A buyer will typically calculate the enterprise value for the company first and focus on that valuation. The buyer's bid will be based on that enterprise valuation ie you'll hear people refer to "bidding 8 times for the target" ie paying an enterprise value of 8x EBITDA.
What that means is:
So, if the business is, say, 3.0x levered under the existing capital structure, debt gets paid out 3.0x EBITDA (ie face value of their debt plus any outstanding interest) and equity gets 5.0x EBITDA.
A buyer will fund its 8.0x EBITDA purchase price independent of the existing capital structure. For example, a PE fund may do an LBO buy out of the company, funding the deal with 4.0x first lien senior debt, 1.5x second lien debt (ranks junior to the first lien) and 2.5x equity funding (ie the PE fund's own money put into the business).

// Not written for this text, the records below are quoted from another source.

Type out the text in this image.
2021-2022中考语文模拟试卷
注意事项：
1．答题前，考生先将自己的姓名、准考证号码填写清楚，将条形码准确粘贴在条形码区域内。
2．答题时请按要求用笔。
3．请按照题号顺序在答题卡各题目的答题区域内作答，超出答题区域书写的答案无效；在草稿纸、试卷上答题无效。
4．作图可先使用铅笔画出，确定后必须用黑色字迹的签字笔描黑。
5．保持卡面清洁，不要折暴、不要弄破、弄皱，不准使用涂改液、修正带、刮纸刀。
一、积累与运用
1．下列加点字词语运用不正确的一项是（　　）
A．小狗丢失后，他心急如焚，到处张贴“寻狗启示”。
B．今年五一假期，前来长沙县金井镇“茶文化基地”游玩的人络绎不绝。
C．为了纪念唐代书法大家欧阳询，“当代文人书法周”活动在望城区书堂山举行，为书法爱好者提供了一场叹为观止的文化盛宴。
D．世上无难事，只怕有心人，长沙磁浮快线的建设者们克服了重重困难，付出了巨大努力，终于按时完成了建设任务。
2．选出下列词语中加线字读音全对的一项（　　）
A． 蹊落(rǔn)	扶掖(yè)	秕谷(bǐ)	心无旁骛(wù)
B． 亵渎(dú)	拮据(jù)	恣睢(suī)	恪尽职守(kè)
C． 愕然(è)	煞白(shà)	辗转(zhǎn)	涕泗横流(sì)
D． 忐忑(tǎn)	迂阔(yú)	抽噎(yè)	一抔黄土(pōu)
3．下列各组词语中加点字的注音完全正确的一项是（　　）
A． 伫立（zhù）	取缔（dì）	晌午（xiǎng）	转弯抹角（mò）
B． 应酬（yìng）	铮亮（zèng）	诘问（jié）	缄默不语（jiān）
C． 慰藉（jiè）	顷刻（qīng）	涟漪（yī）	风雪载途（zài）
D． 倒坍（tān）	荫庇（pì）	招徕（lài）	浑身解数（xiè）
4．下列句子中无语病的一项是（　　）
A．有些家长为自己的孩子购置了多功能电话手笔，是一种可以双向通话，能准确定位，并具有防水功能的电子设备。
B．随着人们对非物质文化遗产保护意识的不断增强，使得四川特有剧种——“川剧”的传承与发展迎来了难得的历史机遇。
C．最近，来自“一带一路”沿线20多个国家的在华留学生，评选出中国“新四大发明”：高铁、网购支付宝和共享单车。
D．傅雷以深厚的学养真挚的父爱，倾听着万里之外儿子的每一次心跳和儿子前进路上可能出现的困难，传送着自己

From the above, you can see market price of equity (in a listed company takeover) is a secondary consideration ie the by-product of calculating the enterprise value of the target. While a bidding war may make everyone focus on the offer price for the shares, a bidder should always be calculating the maximum offer price it will offer with reference to its enterprise value calculations.
While there is a lot of psychology and gaming around the bid price actually offered, the maximum price is a by-product of the enterprise value calculation, because how the business is funded today is irrelevant to the value the business will provide to the new owner (ie the enterprise value).